In Australia, Electric Prices Plunge as Renewables Soar

Sydney Morning Herald:

Electricity prices in eastern Australia fell sharply in the final three months of last year as record-breaking contributions from renewable energy and large-scale batteries reduced the need to call on fossil fuels to plug supply gaps.

Figures from the energy market operator, to be released on Thursday, confirm renewables and batteries powered more than 50 per cent of the grid in the December quarter for the first time in history, crunching coal to its lowest-ever seasonal share of the mix, and gas to its lowest since 2000.

Wholesale power prices – what retailers pay generators for electricity before selling it to customers – tumbled to $50 megawatt-hour, a 44 per cent decline from the same time a year earlier.

Energy Minister Chris Bowen, who remains under pressure over rising power bills adding to cost-of-living strains, said the new figures showed Labor’s policies were working.

“The drop in wholesale price is good news – and we are working to ensure as much of that flows through retail prices,” he said.

Violette Mouchaileh, the Australian Energy Market Operator’s head of policy, said the lower average prices across the quarter were the result of years of sustained investment in clean energy and storage projects. It proved that adding more wind, solar and battery capacity into the grid reduced the need to burn higher-cost coal and gas for electricity, putting “downward pressure” on prices, she said.

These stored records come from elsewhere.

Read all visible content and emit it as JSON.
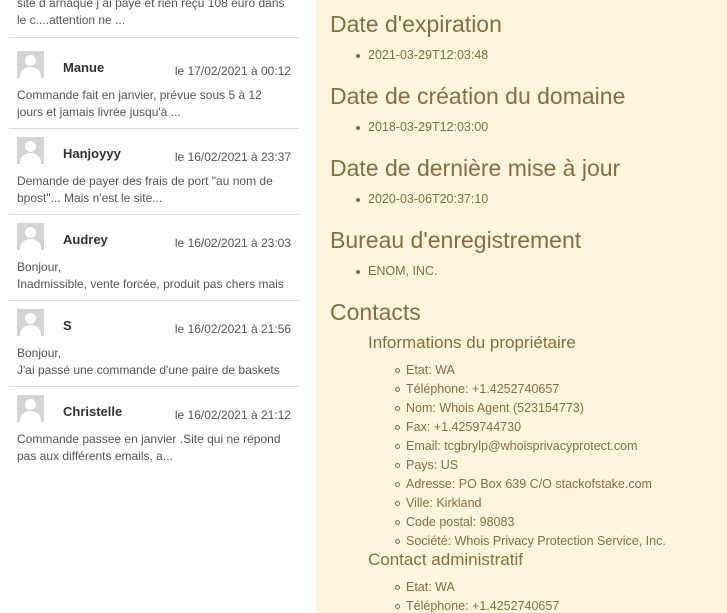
{
  "comments_panel": {
    "first_snippet": {
      "line1": "site d arnaque j ai paye et rien reçu 108 euro dans",
      "line2": "le c....attention ne ..."
    },
    "comments": [
      {
        "author": "Manue",
        "date": "le 17/02/2021 à 00:12",
        "line1": "Commande fait en janvier, prévue sous 5 à 12",
        "line2": "jours et jamais livrée jusqu'à ..."
      },
      {
        "author": "Hanjoyyy",
        "date": "le 16/02/2021 à 23:37",
        "line1": "Demande de payer des frais de port \"au nom de",
        "line2": "bpost\"... Mais n'est le site..."
      },
      {
        "author": "Audrey",
        "date": "le 16/02/2021 à 23:03",
        "line1": "Bonjour,",
        "line2": "Inadmissible, vente forcée, produit pas chers mais"
      },
      {
        "author": "S",
        "date": "le 16/02/2021 à 21:56",
        "line1": "Bonjour,",
        "line2": "J'ai passé une commande d'une paire de baskets"
      },
      {
        "author": "Christelle",
        "date": "le 16/02/2021 à 21:12",
        "line1": "Commande passee en janvier .Site qui ne répond",
        "line2": "pas aux différents emails, a..."
      }
    ]
  },
  "whois": {
    "expiration": {
      "title": "Date d'expiration",
      "value": "2021-03-29T12:03:48"
    },
    "creation": {
      "title": "Date de création du domaine",
      "value": "2018-03-29T12:03:00"
    },
    "updated": {
      "title": "Date de dernière mise à jour",
      "value": "2020-03-06T20:37:10"
    },
    "registrar": {
      "title": "Bureau d'enregistrement",
      "value": "ENOM, INC."
    },
    "contacts_title": "Contacts",
    "owner": {
      "title": "Informations du propriétaire",
      "items": [
        "Etat: WA",
        "Téléphone: +1.4252740657",
        "Nom: Whois Agent (523154773)",
        "Fax: +1.4259744730",
        "Email: tcgbrylp@whoisprivacyprotect.com",
        "Pays: US",
        "Adresse: PO Box 639 C/O stackofstake.com",
        "Ville: Kirkland",
        "Code postal: 98083",
        "Société: Whois Privacy Protection Service, Inc."
      ]
    },
    "admin": {
      "title": "Contact administratif",
      "items": [
        "Etat: WA",
        "Téléphone: +1.4252740657"
      ]
    }
  }
}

5 thoughts on “In Australia, Electric Prices Plunge as Renewables Soar”


  1. And the right-wing politicians are still campaigning against ‘expensive’ renewables.
    Lying morons.


  2. Son just informed me that his battery made him $250 on one (extreme heat) day. For comparison, average householder would normally pay $10 day for electric power. Just Love these statistics. Battery backup and panels work!


  3. What the hell do they mean they are working to make sure the fall in wholesale prices, “flows through” to the retail sector. Until essential utilities are prised from the grasp of corporations, climate justice will stay on the back burner


    1. Oz is hardly a fantastically utopian empire, but, corporations have much Less control and anti-trust laws exist and are applied. Agree that returning essential utilities to public (means State) control is desirable.


    2. There are a lot of “hybrid” gummint/private mechanisms to [theoretically] constrain costs to the public, like Public Utilities Commissions and public insurance regulation agencies in the individual states of the US.